The only model with a p-value for transmission type below \(5\%\) is mpg ~ am + wt + qsec, it doesn’t have the highest adjusted \(R^2\) but its not much lower than the other two models.

summary(sub3_fit)
## 
## Call:
## lm(formula = mpg ~ am + wt + qsec, data = mtcars)
## 
## Residuals:
##     Min      1Q  Median      3Q     Max 
## -3.4811 -1.5555 -0.7257  1.4110  4.6610 
## 
## Coefficients:
##             Estimate Std.

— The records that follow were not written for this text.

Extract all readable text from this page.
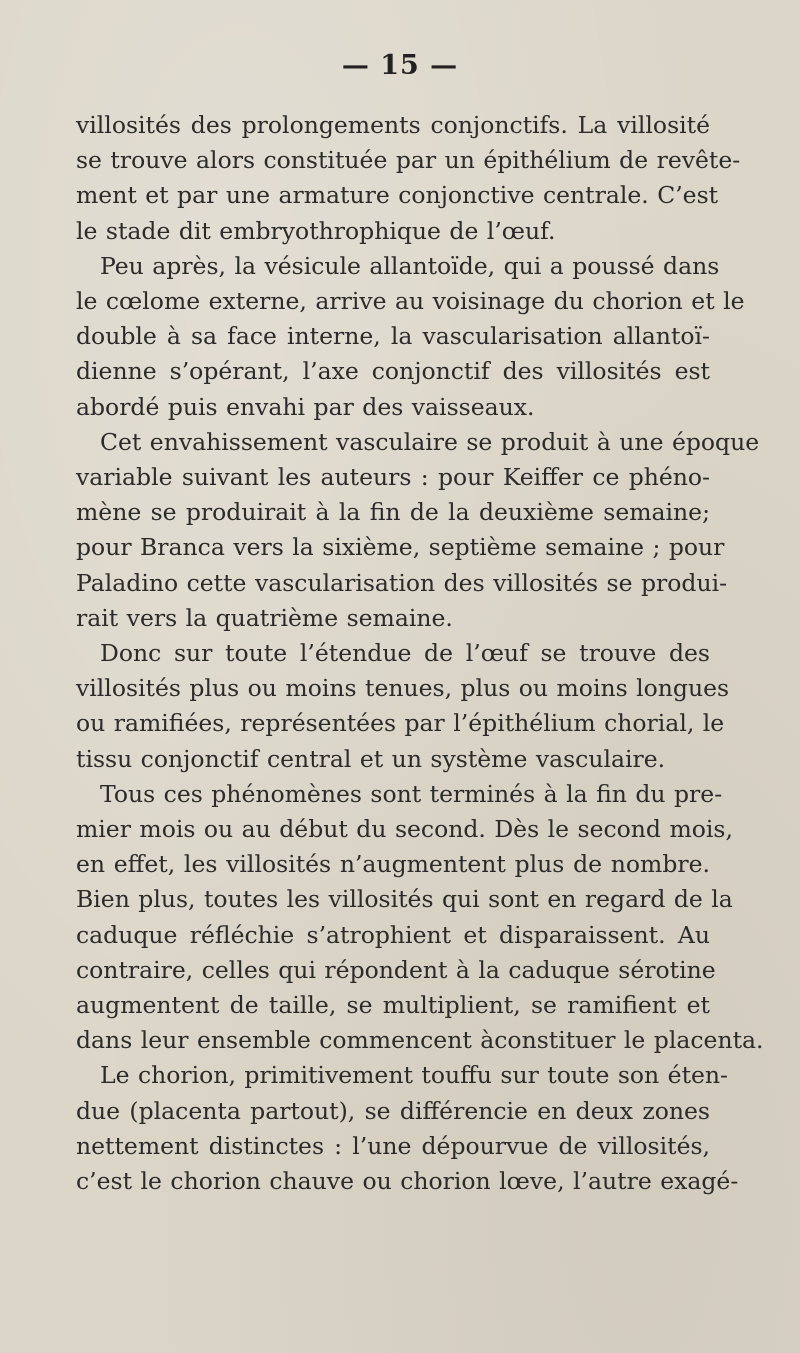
— 15 —

villosités des prolongements conjonctifs. La villosité
se trouve alors constituée par un épithélium de revête-
ment et par une armature conjonctive centrale. C’est
le stade dit embryothrophique de l’œuf.

Peu après, la vésicule allantoïde, qui a poussé dans
le cœlome externe, arrive au voisinage du chorion et le
double à sa face interne, la vascularisation allantoï-
dienne s’opérant, l’axe conjonctif des villosités est
abordé puis envahi par des vaisseaux.

Cet envahissement vasculaire se produit à une époque
variable suivant les auteurs : pour Keiffer ce phéno-
mène se produirait à la fin de la deuxième semaine;
pour Branca vers la sixième, septième semaine ; pour
Paladino cette vascularisation des villosités se produi-
rait vers la quatrième semaine.

Donc sur toute l’étendue de l’œuf se trouve des
villosités plus ou moins tenues, plus ou moins longues
ou ramifiées, représentées par l’épithélium chorial, le
tissu conjonctif central et un système vasculaire.

Tous ces phénomènes sont terminés à la fin du pre-
mier mois ou au début du second. Dès le second mois,
en effet, les villosités n’augmentent plus de nombre.
Bien plus, toutes les villosités qui sont en regard de la
caduque réfléchie s’atrophient et disparaissent. Au
contraire, celles qui répondent à la caduque sérotine
augmentent de taille, se multiplient, se ramifient et
dans leur ensemble commencent àconstituer le placenta.

Le chorion, primitivement touffu sur toute son éten-
due (placenta partout), se différencie en deux zones
nettement distinctes : l’une dépourvue de villosités,
c’est le chorion chauve ou chorion lœve, l’autre exagé-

Error t value Pr(>|t|)    
## (Intercept)   9.6178     6.9596   1.382 0.177915    
## amManual      2.9358     1.4109   2.081 0.046716 *  
## wt           -3.9165     0.7112  -5.507 6.95e-06 ***
## qsec          1.2259     0.2887   4.247 0.000216 ***
## ---
## Signif. codes:  0 '***' 0.001 '**' 0.01 '*' 0.05 '.' 0.1 ' ' 1
## 
## Residual standard error: 2.459 on 28 degrees of freedom
## Multiple R-squared:  0.8497, Adjusted R-squared:  0.8336 
## F-statistic: 52.75 on 3 and 28 DF,  p-value: 1.21e-11

Everything so far looks solid, but lets make sure this model fits our data well by printing the diagnostic plots.

par(mfrow = c(2,2))
plot(sub3_fit, col = "blue", lwd = 2)

  • Residuals vs Fitted: The points are randomly scattered, but may have a slight non-linear relationship.
  • Normal Q-Q: The points pass normality, they deviate slightly from the diagonal, but they follow the diagonal fairly close.
  • Scale-Location: The upward slope line is worrisome, the residues spread slightly wider.
  • Residuals vs Leverage: No high leverage points.

Conclusions

The best transmission type for MPG would have to be the manual transmission. Its confirmed by the t-test, as well as our final linear model. By having a manual transmission instead of an automatic the MPG will increase by 2.94 as can be seen in the best model’s amManual coefficient.

The model fit well with a \(p < 0.05\) and and \(R^2 = 0.85\), but the diagnostic plots did warn us that something may be missing in our model. I believe the true cause for these trends are do to the small sample size with little overlap on the parameters wt and qsec.